Hello and welcome to the second of four weekly scientists. Last week I spoke about the wonders of vaccination and Louis Pasteur’s discoveries. I thought for this week I would go along the same theme and introduce you to the father of immunology!
Born: May 17, 1749
Died: Jan 26, 1823 (at age 73) in Berkeley, Gloucestershire
Noted for: The creation of vaccination and being the father of immunology and the creation of the smallpox vaccine.

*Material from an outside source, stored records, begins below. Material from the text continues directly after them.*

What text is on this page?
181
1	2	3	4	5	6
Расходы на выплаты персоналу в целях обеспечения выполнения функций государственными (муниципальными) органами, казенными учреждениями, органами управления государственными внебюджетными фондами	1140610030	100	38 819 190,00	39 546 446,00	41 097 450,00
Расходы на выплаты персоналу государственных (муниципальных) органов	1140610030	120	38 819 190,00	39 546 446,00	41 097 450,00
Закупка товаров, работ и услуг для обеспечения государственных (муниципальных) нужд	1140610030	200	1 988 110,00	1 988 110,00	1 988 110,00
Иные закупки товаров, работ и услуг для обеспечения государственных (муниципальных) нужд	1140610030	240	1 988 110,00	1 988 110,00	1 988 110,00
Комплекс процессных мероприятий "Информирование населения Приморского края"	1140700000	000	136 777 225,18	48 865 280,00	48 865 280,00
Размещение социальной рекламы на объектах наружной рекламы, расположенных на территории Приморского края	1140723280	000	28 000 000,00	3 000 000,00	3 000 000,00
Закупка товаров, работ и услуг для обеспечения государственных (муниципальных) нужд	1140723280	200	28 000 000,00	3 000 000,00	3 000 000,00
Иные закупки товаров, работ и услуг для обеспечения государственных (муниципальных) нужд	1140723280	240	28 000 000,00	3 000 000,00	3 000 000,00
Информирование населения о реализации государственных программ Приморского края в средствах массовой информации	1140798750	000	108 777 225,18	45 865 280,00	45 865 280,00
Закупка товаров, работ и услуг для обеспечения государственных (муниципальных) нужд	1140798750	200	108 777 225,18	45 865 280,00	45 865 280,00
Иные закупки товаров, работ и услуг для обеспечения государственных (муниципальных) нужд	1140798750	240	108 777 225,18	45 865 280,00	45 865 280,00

Why scientist of the week?
As I said last week vaccinations have saved countless lives and are an essential part of modern day medicine. Edward Jenner worked in small rural community where most patients were farmers who owned cattle. During this time, smallpox was a common illness and among the major causes of death. In 1788, a smallpox epidemic hit Gloucestershire. During the outbreak, Edward Jenner observed that some patients who were working with the cattle and had also had contacted cowpox never got affected by the smallpox virus. In May of 1796, Jenner was given an opportunity when one young milkmaid came to see with some blister-like sores on both hands. Jenner was able to identify that the young lady had caught cowpox due to the fact that she handled cows every day. He extracted some liquid from sores of the patient with cowpox. He later used this liquid on a young healthy man. To Jenner’s relief, the young man never caught smallpox, unlike other people. This then led to the smallpox vaccine. In 1798, after several other successful tests, Jenner finally published his findings in a publication called An Inquiry into Causes plus the Effects of Variolae Vaccine. He called his idea “vaccination,” from vaccinia, which is a Latin word for cowpox. After so much ridicule, other doctors finally found out that the vaccination really worked and by 1800, a large number of them were using it.
So all in all thanks to Jenner’s discoveries and the immunology work done today many diseases are being wiped out around the world.